1 October 2010

Creating Believable Characters – Part 1: Laying the Foundations

With most typescripts that cross my desk, the problems filter down to the fact that the main characters lack enough depth to carry their novel the required distance.

Consider that sentence again. Not the novel, but their novel. This, I find, is the biggest mistake beginner writers make, to believe, to act as if, the novel they are writing belongs to them. Like shoes, like an overcoat, the novel is treated as a possession, the characters mere appendages to enable the possession to function.

You are writing a Crime/Mystery, so you have a police officer who is a cynical loner with an overblown sense of moral standing. You are writing a contemporary Romance, so you have a sassy, nubile, twenty-something with a penchant for witty one-liners. What you have, in fact, are not characters but clichés, interchangeable clichés at that.

Most novelists start with a storyline premise which opens a door on a possible genre label, even if it is Mainstream or Literary. These two elements are guidelines, established to keep the writer in the same ballpark for the length of the novel. Within these guidelines the main characters are sought.

Within the premise for what became Torc of Moonlight I was conjuring with contemporary people witnessing, and being embraced by, the resurrection of a Celtic water goddess.  I’d been reading about Romano-British Celtic belief systems, and the inspiration for the novel had sprung from there. Liberally seeding what if…? had borne fruit. I knew the novel would be a Thriller, but the term covers a wide range of sub-genres and guidelines are meant to be flexible.

It was at this idea-illuminating stage that I returned to the research, both casting wider my research net and re-reading with an eye for different criteria, searching for pointers to possible characters. What sort of people – as in gender, education, age-group, up-bringing – would be liable to find themselves on the periphery of such an event?

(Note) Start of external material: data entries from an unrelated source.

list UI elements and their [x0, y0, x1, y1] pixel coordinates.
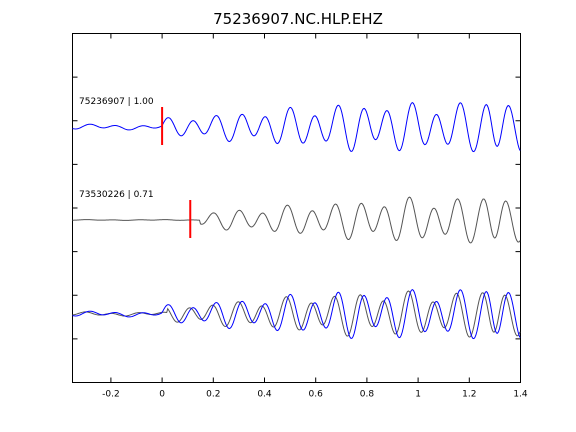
trace-line-aligned: [72, 196, 521, 244]
overlay-line-aligned: [72, 290, 521, 338]
x-tick-label: 1: [415, 390, 421, 400]
x-tick-label: 1.2: [462, 390, 476, 400]
x-tick-label: -0.2: [102, 390, 120, 400]
x-tick-label: 0.6: [309, 390, 324, 400]
x-axis: -0.2 0 0.2 0.4 0.6 0.8 1 1.2 1.4: [102, 33, 528, 400]
trace-line-reference: [72, 102, 521, 153]
x-tick-label: 0: [159, 390, 165, 400]
trace-labels: 75236907 | 1.00 73530226 | 0.71: [79, 97, 154, 200]
x-tick-label: 1.4: [513, 390, 528, 400]
x-tick-label: 0.2: [206, 390, 220, 400]
trace-label: 75236907 | 1.00: [79, 97, 154, 107]
pick-markers: [161, 107, 192, 238]
y-tick-marks: [72, 76, 521, 340]
x-tick-label: 0.4: [257, 390, 272, 400]
overlay-line-reference: [72, 289, 521, 340]
waveform-traces: [72, 102, 521, 340]
chart-title: 75236907.NC.HLP.EHZ: [213, 10, 383, 28]
trace-label: 73530226 | 0.71: [79, 190, 154, 200]
x-tick-label: 0.8: [360, 390, 375, 400]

A water goddess was/is, among other things, a fertility goddess, so it followed that I needed a matching female and male lead. In Britain, the belief in water deities stretches back beyond the mists of the Celtic period and forward to modern day where, in Derbyshire and Staffordshire in particular, wells, springs and watercourses are decked out annually with elaborate pictures of Christian teachings made from flower petals pressed into wet clay. So as to reflect this continuing belief system I decided on two sets of male-female characters separated by a generation, thus immediately delineating the age groups.

Simultaneously, I was researching possible settings, again with an eye to the historical and the modern, again for the characters each might produce. For readers to accept the possibility of a water deity’s existence, I felt I had to show it in an historical context, preferably at a point of crisis for its adherents. It became fairly obvious that a crisis point readers could readily grasp would be during the Romano-British period when not only were the native Celts having to adjust to overseas political domination but their belief system was being suppressed in favour of a pantheon of new deities. Who, in terms of characters, might support this, especially with inducements, and who might resist it, perhaps with all to lose? In determining this – a third male-female character set – it helped confine my setting to the north of England as well as flagging the importance of the triple in the Celtic belief system which I determined would need to be echoed in the novel.

A trip to my local university inadvertently coalesced the modern setting – one of those happy co-incidences – and a few days poring over Ordnance Survey maps highlighted not only possible historical settings but future modern settings for what will eventually become a trilogy, further emphasising the iconic Celtic three-fold.

The point is… have you lost interest yet? In your own writing, do you follow a planning route akin to this, or are you hit by a storyline, grab at the first available characters and write in the white heat of creativity? This is the reason the majority of typescripts that cross my desk have problems, problems that once the characters have been reconsidered and realigned nearly always requires a rewrite of the novel.

My weighing information against possibilities was not undertaken one wet weekend but was spread over some weeks. I not only knew, but understood, the novel’s landscapes, and had a broad-stroke view of my main character sets, which had expanded from two to six and, if you’ve been following closely, had shifted from female-male to male-female, thus re-aligning a possible narrative voice. It was time, I felt, to take them individually.